The distinguished British historian Simon Schama, renowned for his classics The Embarassment of Riches (1987) and Landscape and Memory (1995), has changed the way in which Dutch people perceive themselves and their history. Currently, he is preparing the second part for publication of The Story of the Jews, based on his landmark documentary series for the BBC and laying bare the inextricable connections between Jewish history and our cultural heritage. Simon Schama will devote his Nexus Lecture ‘History Lessons’ to the question why history matters in terms of knowledge and wisdom. In conversation with Rob Riemen for Nexus 65, The University of Life, Schama observed:
“I see it as my duty to pass on what it means to be human with all the resources at my disposal. History wears a tragic face. And if we do not understand the full complexity of what human society is, the way it behaves and what human society is capable of, we do not really understand what the stakes about are and the real battle is.
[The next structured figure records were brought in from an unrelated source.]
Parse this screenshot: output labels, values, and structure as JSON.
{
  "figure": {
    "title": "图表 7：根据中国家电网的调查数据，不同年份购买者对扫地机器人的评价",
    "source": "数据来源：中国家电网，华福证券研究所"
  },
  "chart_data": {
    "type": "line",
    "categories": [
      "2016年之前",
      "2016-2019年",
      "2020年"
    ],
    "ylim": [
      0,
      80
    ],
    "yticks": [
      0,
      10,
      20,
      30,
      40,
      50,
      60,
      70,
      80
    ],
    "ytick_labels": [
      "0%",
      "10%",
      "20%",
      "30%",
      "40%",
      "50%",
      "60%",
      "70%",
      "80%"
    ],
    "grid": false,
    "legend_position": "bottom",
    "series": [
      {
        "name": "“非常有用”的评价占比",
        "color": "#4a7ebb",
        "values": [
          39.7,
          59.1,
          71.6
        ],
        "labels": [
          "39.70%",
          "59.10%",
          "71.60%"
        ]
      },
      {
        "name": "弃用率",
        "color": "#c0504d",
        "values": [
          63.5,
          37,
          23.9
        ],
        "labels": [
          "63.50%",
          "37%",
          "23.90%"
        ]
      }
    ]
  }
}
My work as an historian has been honourable in the sense that it allowed me being a gadfly, being a thorn in the sight of complacency and the powerful.”
Simon Schama on History Lessons
Simon Schama illustrates with great passion what historians should accomplish to captivate the common reader, the student and the professional. For if we do not cherish our past, and pass on the chain of memory, we might encounter the cultural lobotomy presented in Orwell’s ’1984’.